Native to Australia, the cockatiel is a member of the parrot family and one of the most popular pet birds in the U.S.
Atlantis has a house full of birds rescued over the years, including special needs birds like a beakless pigeon, She figured what’s one more when she’s already taking care of 10 flying pets, especially given the recent death of her first bird, a sweet parakeet she had for 13 years.
So after learning no one called Newbury Animal Hospital to claim the cockatiel, Atlantis offered to give it a home. She took the bird — which she has since named Charlie — for a wellness check-up with her veterinarian, Dr.
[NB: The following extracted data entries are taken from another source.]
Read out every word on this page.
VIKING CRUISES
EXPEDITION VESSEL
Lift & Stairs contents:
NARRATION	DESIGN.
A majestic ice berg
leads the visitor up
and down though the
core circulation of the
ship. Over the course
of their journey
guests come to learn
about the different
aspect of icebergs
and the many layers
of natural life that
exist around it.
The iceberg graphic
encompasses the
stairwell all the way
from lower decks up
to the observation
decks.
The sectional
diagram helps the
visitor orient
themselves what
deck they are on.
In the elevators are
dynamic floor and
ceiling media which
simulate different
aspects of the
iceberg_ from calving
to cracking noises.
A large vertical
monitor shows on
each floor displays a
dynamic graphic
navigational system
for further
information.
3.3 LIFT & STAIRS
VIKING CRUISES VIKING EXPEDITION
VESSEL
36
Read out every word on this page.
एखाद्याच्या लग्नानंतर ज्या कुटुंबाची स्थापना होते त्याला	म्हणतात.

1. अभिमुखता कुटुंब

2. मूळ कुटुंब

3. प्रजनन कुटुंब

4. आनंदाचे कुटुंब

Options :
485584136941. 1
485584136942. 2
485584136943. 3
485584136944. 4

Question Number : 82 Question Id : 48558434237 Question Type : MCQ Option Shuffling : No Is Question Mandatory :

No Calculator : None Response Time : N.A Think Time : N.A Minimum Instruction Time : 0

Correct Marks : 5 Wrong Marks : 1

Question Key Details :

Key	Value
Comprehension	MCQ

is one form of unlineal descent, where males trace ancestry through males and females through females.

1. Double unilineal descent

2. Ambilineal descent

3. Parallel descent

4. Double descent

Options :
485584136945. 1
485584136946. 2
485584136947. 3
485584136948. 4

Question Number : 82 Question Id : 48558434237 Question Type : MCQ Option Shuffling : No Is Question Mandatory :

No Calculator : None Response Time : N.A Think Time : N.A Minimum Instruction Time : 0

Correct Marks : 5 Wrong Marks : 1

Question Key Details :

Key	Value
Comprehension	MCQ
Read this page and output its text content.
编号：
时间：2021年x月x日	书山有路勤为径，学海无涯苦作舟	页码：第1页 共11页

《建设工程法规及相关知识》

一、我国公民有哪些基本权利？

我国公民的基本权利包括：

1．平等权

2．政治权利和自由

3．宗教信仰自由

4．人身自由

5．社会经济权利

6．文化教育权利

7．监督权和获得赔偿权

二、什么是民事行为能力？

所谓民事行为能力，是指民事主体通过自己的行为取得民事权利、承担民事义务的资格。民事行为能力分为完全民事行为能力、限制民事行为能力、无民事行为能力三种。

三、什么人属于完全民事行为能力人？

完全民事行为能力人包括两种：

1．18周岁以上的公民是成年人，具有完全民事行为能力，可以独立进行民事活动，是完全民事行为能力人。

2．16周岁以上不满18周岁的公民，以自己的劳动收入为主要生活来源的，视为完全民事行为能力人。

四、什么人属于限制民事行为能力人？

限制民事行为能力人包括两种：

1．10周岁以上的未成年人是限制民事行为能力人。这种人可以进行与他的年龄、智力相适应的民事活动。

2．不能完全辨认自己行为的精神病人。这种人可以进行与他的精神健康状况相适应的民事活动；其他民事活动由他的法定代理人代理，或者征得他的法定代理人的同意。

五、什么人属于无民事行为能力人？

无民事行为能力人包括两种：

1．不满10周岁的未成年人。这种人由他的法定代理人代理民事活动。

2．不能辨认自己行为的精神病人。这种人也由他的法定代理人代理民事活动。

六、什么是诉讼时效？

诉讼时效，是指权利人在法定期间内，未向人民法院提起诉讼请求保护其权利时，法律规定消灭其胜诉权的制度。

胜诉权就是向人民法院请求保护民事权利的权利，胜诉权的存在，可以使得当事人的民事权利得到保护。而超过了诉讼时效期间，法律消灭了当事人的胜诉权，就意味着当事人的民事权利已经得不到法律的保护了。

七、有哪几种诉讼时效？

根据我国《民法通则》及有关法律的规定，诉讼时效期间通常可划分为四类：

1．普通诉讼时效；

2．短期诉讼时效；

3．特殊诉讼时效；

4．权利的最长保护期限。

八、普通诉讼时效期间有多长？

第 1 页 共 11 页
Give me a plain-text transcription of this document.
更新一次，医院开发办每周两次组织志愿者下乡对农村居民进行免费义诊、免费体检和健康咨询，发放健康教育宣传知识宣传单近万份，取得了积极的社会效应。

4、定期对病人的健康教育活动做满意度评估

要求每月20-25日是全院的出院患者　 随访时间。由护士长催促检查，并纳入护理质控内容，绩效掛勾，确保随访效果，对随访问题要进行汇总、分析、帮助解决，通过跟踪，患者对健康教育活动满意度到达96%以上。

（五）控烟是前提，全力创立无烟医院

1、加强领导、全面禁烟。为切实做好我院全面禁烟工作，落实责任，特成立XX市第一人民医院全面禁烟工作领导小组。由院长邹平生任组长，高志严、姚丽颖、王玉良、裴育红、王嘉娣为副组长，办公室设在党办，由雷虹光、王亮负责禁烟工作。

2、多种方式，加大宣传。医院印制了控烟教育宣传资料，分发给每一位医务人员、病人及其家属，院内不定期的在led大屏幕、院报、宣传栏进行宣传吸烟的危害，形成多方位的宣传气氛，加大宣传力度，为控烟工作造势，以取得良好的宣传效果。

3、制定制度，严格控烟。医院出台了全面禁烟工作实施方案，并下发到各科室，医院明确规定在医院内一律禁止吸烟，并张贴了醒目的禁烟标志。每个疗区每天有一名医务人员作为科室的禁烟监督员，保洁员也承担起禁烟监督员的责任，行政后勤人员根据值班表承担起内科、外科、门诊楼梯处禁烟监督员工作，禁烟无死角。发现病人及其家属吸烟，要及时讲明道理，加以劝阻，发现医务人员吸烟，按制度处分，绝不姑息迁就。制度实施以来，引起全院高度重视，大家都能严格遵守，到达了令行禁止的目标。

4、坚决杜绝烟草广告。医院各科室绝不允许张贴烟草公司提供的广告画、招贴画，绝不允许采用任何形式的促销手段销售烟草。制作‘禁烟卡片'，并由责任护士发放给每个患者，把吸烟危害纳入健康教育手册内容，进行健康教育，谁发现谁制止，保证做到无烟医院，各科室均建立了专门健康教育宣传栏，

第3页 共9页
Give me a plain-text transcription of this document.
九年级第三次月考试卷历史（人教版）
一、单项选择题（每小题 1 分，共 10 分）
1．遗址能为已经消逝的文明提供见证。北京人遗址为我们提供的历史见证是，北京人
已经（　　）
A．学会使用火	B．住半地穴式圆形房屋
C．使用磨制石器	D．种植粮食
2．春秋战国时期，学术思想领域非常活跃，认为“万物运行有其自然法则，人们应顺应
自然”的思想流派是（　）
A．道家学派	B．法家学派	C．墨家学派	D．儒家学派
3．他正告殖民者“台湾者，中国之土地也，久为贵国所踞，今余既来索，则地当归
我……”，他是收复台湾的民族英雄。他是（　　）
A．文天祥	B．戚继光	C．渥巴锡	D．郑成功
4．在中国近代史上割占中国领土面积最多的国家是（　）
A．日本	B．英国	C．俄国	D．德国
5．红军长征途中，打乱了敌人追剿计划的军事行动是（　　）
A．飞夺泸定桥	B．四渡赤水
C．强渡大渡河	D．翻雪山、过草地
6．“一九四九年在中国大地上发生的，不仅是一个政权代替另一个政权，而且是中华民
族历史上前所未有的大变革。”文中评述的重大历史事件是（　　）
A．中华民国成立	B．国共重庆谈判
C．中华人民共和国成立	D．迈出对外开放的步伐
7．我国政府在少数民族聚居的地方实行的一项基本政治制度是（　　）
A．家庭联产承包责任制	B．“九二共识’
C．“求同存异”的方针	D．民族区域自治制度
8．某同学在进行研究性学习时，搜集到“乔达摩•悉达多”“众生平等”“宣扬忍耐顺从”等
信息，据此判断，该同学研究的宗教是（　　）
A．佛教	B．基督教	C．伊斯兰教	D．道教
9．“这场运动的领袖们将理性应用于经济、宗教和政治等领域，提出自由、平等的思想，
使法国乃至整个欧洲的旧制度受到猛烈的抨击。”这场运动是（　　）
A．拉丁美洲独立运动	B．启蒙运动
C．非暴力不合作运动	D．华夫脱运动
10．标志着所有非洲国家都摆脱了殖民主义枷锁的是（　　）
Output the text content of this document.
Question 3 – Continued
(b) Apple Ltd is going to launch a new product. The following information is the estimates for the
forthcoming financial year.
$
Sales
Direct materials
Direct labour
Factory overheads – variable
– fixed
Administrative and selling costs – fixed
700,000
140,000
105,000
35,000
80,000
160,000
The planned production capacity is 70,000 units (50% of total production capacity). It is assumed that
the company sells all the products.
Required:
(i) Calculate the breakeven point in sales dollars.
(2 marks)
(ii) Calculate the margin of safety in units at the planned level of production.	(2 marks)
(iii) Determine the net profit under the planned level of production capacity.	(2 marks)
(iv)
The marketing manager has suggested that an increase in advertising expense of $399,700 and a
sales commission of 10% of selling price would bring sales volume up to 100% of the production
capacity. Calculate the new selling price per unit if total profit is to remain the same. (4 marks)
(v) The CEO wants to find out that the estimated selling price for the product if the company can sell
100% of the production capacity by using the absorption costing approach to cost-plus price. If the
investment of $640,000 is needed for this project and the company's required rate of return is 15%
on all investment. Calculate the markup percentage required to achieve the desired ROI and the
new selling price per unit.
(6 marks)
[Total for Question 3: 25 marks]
Wendy Emerson of Topsfield, who is an avian specialist.
“I always do that first thing with a new bird because birds hide their illnesses big time,” Atlantis said. “By the time you know they’re sick, you have big problems.”
Turns out Charlie was ill with a bacterial infection and has to be quarantined in his own room at Atlantis’ home.
But, not to worry, Atlantis said. Charlie’s being treated with a course of antibiotics, and he should be in tip-top shape soon.
“He’s fine,” Atlantis said. “And when he’s clear of the infection, he’ll be able to visit with all his other little friends here.”
Atlantis estimates Charlie is perhaps just a year or so old, a youngster given that cockatiels, according to cockatiel.com, have a life expectancy of 16 to 25 years.
Although their colors vary, Charlie is dressed primarily in feathery white, with black and gray spotting on his wings, a yellow crest on top of his head and bright peach-colored cheeks.
“He is a feisty little guy with a lot of personality,” Atlantis said. “He has a home here now, and we’re happy to have him.”